The Adventurous Lectionary – Palm Sunday – April 9, 2017

The Adventurous Lectionary – Palm Sunday – April 9, 2017 April 1, 2017

The Adventurous Lectionary – Palm Sunday – April 9, 2017

Bruce G. Epperly
Psalm 118:1-2, 19-29
Philippians 2:5-11
Matthew 21:1-11

Palm Sunday straddles celebration and suffering. The crowds that shout “Hosanna” in great celebration soon will fade in the background to be replaced by “Crucify him.” Life is joy and celebration; it is also sorrow and grief, and a holistic faith must embrace both.

This year, our congregation will focus primarily on celebration. We will begin with joy. No passion readings till the very end of the service; just celebration with a hint of what is to come later in the week with the final hymn, “Were You There?” and a selection of the passion readings. The power of celebration during Holy Week has been underestimated. We need the waving palms, the “hosanna” shouts, and the joyful crowd to revive our spirits to warm our wintry spirits here in New England. In the tragic beauty of life, we will experience plenty of grief – the ambiguous Last Supper, the surprising betrayal, the violent cross, and the liminal uncertainty of Holy Saturday – before we experience the Joyful Resurrection of Jesus and ourselves. But, we need a sense of enduring joy to get us through the week and life’s most difficult moments.

“This is the day that God has made, let us rejoice and be glad in it” bursts forth from Psalm 118. Let’s sing, dance, and celebrate. God’s love endures forever. God gives us light and invites us to a festival of praise. With threat on the horizon, we can still dance, make music, and celebrate the Spirit that gives life.

We can celebrate because of God’s universal and intimate love. We can have the mind of Christ, but the Christ we celebrate is different from the rulers of the earth. Christ is no ruthless and domineering Caesar but a loving companion. He does not bully, tweet, name call, or bloviate. He rules from among us, embracing our mortality, feeling our pain, and rejoicing in our success. The “kenotic” (self-emptying) Christ is the celebrating Christ, living through every season of life. Christ is one of us and in his solidarity, we are healed and saved. Power is not unilateral, whether divine or human, but relational. Jesus saves us through solidarity not sovereignty. Every knee bows – yes, every knee! – in universal praise.
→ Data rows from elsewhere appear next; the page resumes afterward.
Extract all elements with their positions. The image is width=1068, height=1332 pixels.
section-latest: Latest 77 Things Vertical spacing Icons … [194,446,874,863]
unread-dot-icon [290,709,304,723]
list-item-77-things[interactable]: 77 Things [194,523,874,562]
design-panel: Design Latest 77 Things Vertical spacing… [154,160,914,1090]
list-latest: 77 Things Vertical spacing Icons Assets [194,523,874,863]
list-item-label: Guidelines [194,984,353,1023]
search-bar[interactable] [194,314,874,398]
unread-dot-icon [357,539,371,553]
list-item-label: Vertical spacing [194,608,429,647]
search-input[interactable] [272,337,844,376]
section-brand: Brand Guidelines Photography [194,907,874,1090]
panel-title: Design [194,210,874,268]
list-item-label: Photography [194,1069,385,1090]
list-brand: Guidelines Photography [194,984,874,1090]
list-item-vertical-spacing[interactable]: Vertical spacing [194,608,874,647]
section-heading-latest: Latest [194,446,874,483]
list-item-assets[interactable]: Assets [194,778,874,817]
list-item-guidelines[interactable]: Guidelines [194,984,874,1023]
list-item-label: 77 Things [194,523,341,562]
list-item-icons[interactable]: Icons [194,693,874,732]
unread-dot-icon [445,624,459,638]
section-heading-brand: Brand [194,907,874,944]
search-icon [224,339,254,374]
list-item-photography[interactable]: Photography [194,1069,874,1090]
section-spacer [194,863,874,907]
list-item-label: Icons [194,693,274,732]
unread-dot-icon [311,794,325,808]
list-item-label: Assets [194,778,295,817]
There is an implicit universalism in the Philippians passage: Paul’s readers would have contrasted the power of Caesar and the power of Christ. We bow to Caesar out of fear and threat of punishment: we bow to Christ out of love. Even those who turned away from Christ’s message are brought into the assembly, praising God for God’s amazing embodied love in Jesus the Christ. God’s power in Christ is the tender care that nothing is lost that can be saved (Alfred North Whitehead) and the poetry that transforms our mourning into dancing and a cross into creative transformation. Suffering, as Holy Week witnesses, is universal, but so is salvation and creative transformation. (For more on process theology, see Bruce Epperly, Process Theology: Embracing Adventure with God and Process Theology: A Guide for the Perplexed.)

The Palm Sunday Gospel reading reflects the triumph of another kind of power. No Roman legion, but a humble teacher on a donkey, symbol of peace and reconciliation. Caught up in the moment, the crowd can’t fully understand the countercultural spectacle they are witnessing. The crowd witnesses a God who has no enemies, makes no threats, destroys no cities, and damns no unbelievers. Such an amazing approach to life – and to understanding God – is too much for them to imagine. Indeed, it is impossible, and sadly many who witness Jesus’ joyful entry into Jerusalem may turn from adulation to abandonment, letting fear rather than love rule their hearts. Still, we can affirm “What Wondrous Love Is This” as testimony to love that embraces friend and enemy and citizen and stranger.

But, what would have happened if love won the day? What would have happened if the people rose up in love rather than fear? What would have happened if the leaders embraced wonder rather than worry, and embraced a new spiritual vision rather dead institutional power? We will never know, because neither they nor we have ever tried to live out the radical vision of a resurrection that does not require death! What would happen to the church if it chose love over power and challenged the powers and principalities to care for the least of these, first, and place planetary well-being and unborn generations ahead of short term profits? This is a different kind of resurrection that restores us with every breath and every action, energizing us to be born anew each moment of the day.

But, there is a cross and an uncertain future on the horizon, hidden momentarily by hosannas. Still, Palm Sunday is the prelude: it anticipates another kind of celebration, the resurrection of the Crucified One and an Empty Tomb and an Open Future.

So shout “hosanna.” Don’t let your Hallelujahs be muted, but full bodied. Christ is alive and invites us to sing songs of praise even the tragic beauty of our own lives and national context.